I have a problem that I cannot solve.
The problem is as follows.
CPP Code
const int dataSize = 65535;
const int category = 10;
float data[dataSize][category];
const float threshold = 0.5f;
int cnt = 0;
for(int i=0;i<dataSize;i++)
{
if( data[i][9] > threshold )
{
data[cnt][0] = data[i][0];
data[cnt][1] = data[i][1];
data[cnt][2] = data[i][2];
data[cnt][3] = data[i][3];
data[cnt][4] = data[i][4];
data[cnt][5] = data[i][5];
data[cnt][6] = data[i][6];
data[cnt][7] = data[i][7];
data[cnt][8] = data[i][8];
data[cnt][9] = data[i][9];
cnt++;
}
}
Using this code, I expect the data array element "data" to be collected by a threshold value. (An element that does not exceed the threshold value is not important to me. Only exceeding the threshold value is important.)

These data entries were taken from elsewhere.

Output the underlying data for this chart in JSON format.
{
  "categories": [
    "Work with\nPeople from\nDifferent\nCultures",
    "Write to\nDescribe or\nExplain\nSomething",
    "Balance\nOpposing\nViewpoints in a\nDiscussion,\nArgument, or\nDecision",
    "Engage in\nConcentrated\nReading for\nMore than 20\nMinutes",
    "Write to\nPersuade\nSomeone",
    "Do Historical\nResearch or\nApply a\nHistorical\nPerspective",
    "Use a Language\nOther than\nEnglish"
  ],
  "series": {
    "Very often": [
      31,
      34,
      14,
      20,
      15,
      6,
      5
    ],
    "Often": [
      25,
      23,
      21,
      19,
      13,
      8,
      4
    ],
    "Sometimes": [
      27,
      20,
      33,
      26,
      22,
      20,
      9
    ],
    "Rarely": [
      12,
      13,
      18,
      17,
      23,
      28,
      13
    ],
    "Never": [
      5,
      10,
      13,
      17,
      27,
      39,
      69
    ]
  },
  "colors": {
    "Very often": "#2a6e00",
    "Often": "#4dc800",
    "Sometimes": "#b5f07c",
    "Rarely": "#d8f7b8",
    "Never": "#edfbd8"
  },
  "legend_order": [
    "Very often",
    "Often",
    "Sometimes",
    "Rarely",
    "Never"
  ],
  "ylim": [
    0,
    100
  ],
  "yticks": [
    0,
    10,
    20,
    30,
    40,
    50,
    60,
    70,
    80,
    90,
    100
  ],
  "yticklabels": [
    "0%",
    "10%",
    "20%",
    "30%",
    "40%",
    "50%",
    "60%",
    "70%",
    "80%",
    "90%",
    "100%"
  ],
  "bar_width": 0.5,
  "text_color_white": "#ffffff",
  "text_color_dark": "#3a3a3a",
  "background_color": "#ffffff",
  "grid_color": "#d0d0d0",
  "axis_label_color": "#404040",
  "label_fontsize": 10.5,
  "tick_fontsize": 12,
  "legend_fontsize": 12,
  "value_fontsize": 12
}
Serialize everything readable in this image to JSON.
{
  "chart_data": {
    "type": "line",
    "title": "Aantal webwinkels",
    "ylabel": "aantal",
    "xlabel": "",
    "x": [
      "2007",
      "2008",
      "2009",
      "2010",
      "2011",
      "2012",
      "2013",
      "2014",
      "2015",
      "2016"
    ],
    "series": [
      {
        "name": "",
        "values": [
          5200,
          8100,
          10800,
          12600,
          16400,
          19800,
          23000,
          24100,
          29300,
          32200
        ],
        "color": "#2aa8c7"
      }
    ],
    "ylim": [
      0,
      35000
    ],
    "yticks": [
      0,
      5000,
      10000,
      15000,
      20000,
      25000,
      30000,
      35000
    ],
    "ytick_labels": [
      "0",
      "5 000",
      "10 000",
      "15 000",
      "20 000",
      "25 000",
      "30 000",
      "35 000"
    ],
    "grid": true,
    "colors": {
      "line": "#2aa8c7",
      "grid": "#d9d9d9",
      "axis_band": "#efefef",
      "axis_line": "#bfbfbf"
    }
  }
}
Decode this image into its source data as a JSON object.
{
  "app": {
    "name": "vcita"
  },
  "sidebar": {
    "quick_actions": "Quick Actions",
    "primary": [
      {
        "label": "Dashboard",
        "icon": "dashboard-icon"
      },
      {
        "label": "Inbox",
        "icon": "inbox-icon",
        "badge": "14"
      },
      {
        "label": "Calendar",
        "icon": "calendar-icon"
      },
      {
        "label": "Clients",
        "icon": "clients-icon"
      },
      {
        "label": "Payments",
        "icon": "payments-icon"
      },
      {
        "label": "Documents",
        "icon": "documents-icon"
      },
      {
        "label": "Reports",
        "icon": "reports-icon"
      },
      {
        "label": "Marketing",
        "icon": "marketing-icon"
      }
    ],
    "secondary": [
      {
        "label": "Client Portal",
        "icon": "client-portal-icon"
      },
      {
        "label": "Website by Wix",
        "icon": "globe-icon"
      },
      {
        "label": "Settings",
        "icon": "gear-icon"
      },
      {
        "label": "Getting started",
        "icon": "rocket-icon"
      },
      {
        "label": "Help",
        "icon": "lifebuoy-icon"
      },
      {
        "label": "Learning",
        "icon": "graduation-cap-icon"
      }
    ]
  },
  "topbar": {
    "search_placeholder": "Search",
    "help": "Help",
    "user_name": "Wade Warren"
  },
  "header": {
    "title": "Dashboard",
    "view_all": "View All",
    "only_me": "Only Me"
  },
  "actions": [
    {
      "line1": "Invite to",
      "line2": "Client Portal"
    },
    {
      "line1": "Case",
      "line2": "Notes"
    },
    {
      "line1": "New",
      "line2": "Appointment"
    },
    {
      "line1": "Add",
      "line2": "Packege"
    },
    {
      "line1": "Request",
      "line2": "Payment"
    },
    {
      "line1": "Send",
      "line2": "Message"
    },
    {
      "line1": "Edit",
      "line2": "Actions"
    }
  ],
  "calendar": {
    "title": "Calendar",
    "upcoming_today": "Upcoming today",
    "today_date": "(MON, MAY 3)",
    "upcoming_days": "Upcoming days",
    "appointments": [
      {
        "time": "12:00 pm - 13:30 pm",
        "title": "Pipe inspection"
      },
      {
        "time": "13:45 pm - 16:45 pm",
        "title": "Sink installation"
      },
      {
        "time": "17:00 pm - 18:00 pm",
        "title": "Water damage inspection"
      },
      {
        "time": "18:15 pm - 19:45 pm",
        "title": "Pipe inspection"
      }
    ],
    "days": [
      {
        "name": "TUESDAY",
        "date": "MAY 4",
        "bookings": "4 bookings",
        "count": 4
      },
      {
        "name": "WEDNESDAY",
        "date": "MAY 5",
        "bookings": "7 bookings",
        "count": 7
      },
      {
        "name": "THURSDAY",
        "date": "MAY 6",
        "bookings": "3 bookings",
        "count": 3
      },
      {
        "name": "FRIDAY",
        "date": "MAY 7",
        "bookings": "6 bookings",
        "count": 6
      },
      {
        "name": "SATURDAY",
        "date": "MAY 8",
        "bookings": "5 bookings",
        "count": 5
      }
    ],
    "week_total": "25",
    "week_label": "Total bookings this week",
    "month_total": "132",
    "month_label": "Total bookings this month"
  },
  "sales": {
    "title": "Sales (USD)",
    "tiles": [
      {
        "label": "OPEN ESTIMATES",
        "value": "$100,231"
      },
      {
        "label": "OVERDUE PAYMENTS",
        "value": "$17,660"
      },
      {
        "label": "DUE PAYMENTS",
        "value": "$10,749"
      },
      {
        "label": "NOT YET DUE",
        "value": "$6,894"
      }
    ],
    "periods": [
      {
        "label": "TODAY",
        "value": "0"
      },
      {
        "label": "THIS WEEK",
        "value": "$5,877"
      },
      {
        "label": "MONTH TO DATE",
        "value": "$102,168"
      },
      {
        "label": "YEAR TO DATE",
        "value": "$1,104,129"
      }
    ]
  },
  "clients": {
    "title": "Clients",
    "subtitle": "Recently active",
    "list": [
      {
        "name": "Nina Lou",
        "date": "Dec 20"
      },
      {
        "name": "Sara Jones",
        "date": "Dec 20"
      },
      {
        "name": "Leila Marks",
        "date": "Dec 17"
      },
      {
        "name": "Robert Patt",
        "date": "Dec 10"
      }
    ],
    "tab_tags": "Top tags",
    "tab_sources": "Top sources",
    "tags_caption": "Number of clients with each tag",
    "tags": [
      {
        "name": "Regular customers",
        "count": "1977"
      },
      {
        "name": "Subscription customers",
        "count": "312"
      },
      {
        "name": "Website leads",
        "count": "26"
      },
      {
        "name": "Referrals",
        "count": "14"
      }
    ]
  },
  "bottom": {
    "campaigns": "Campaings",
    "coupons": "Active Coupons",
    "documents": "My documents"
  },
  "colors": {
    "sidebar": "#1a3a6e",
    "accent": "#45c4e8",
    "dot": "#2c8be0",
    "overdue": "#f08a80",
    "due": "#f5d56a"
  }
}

I want code that works with the same result in CUDA.
So, I tried to do so.
CUDA Code
__global__ void checkOverThreshold(float *data, float threshold, int *nCount)
{
int idx = threadIdx.x + blockIdx.x * blockDim.x;
if( data[idx*10+9] > threshold )
{
data[nCount+0] = data[idx*10+0];
data[nCount+1] = data[idx*10+1];
data[nCount+2] = data[idx*10+2];
data[nCount+3] = data[idx*10+3];
data[nCount+4] = data[idx*10+4];
data[nCount+5] = data[idx*10+5];
data[nCount+6] = data[idx*10+6];
data[nCount+7] = data[idx*10+7];
data[nCount+8] = data[idx*10+8];
data[nCount+9] = data[idx*10+9];
atomicAdd( nCount, 1);
}
}
....
checkOverThreshold<<< dataSize / 128, 128 >>>(d_data, treshold, d_count);
But the result of the CUDA code is not the one I expected.
It contains many values for garbage and even the result does not match the CPP result.
I think the nCount variable synchronization problem makes this situation.
But I have no idea to solve this problem.
Please help my code. Thank you in advance.